Wednesday 14 September 2011

In Defence of MoJo

    Today marks the one-year anniversary of the firing of Mo Johnston as Director of Soccer at Toronto FC. While others will revel in the demise of the man, his tenure deserves a closer examination.

    Beginning with personnel decisions, key to the success of any organization, Mo did a good job of bringing in players that should have done a job for the fledgling franchise. Proven MLS experience in the form of Edson Buddle, Conor Casey, Jeff Cunningham, Alecko Eskandarian, and Carlos Ruiz, all solid goal-scorers in the league that did not find form here, most of whom went on to further success elsewhere in the league.

    He stocked the rest of the pitch with players of a similar pedigree: Tyrone Marshall was an experienced, successful MLS defender still in the league with Seattle; Richard Mulrooney, another league champion who never caught on and left quickly; Ronnie O’Brien, a skillful provider whose time with the club was hampered by the dreadful turf and the injury suffered in the friendly against Aston Villa. He even set aside his differences with Amado Guevara, gifting TFC fans their most skilled – if mercurial – player at a bargain price.
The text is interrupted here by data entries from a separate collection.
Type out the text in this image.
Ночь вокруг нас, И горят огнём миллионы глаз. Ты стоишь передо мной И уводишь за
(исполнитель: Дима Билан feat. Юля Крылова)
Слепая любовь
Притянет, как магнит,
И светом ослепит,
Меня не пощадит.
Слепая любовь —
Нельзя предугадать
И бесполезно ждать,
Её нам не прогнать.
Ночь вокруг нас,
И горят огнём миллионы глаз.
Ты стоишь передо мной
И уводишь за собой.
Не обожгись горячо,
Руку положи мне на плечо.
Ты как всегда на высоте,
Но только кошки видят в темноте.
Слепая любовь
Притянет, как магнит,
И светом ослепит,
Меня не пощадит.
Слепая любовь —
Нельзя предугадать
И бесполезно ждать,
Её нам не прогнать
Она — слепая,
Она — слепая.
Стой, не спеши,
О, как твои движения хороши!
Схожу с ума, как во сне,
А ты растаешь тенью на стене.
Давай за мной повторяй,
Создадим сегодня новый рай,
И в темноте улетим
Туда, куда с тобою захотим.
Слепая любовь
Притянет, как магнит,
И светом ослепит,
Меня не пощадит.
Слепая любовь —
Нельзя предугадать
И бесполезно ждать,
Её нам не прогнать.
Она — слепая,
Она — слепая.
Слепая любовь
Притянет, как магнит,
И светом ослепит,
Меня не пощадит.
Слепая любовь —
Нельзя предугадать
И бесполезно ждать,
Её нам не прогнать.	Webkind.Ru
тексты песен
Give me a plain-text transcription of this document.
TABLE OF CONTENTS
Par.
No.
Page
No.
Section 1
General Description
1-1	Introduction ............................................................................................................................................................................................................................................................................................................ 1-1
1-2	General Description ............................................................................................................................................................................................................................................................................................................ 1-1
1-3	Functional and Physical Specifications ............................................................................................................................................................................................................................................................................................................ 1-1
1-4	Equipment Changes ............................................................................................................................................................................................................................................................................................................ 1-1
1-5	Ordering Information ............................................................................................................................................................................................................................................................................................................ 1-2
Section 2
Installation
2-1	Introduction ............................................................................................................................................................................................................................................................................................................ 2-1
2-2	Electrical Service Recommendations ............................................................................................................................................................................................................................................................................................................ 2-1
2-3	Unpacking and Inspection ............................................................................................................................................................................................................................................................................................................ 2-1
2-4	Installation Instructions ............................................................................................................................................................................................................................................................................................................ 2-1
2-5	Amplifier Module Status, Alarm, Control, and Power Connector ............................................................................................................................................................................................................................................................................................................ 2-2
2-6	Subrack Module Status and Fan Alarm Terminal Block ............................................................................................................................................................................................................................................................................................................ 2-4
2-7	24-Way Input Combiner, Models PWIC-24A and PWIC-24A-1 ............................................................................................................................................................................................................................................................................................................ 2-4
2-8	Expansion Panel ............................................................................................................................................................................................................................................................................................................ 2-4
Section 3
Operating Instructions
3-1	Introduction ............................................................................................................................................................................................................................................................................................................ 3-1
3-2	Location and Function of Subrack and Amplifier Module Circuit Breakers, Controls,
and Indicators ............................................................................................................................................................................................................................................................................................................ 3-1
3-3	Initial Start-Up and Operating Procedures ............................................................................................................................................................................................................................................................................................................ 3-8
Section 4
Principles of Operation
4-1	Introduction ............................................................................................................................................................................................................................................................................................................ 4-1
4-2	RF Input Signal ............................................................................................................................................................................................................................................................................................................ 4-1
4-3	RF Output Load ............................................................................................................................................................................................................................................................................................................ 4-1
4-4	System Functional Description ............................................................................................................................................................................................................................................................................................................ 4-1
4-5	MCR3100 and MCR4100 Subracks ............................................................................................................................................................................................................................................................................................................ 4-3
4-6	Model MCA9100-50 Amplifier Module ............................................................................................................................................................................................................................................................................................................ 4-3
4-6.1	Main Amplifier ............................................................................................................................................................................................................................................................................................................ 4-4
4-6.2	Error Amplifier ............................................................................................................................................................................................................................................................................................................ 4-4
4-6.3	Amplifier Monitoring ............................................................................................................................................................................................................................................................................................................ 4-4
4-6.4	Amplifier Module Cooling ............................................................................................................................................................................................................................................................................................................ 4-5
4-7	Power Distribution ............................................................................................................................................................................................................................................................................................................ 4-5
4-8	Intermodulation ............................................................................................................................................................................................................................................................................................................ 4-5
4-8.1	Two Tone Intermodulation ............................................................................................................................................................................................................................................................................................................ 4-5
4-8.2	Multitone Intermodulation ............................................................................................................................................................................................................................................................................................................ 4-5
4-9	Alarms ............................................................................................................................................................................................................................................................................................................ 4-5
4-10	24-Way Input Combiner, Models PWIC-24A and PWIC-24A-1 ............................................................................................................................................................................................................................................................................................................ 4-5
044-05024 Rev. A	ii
    His international imports were spotty at best, but that is the nature of the beast, no club has guaranteed success when reaching for foreign players; there could be no Danny Dichio without the occasional Andy Welsh. Mo also brought in Carl Robinson, the classiest player to grace the BMO pitch, someone who should have been built around and should still be with the club in some capacity. Collin Samuel, Laurent Robert, Rohan Ricketts, Olivier Tébily, Pablo Vitti, and Marco Velez all had pedigree of a certain level and should have come off better for the club.

    Perhaps if anything Johnston could be criticized for how often he responded to the cries of the fans by bringing in Dwayne De Rosario, Julian de Guzman and Ali Gerba with promises and dollar signs rather than good will and passion.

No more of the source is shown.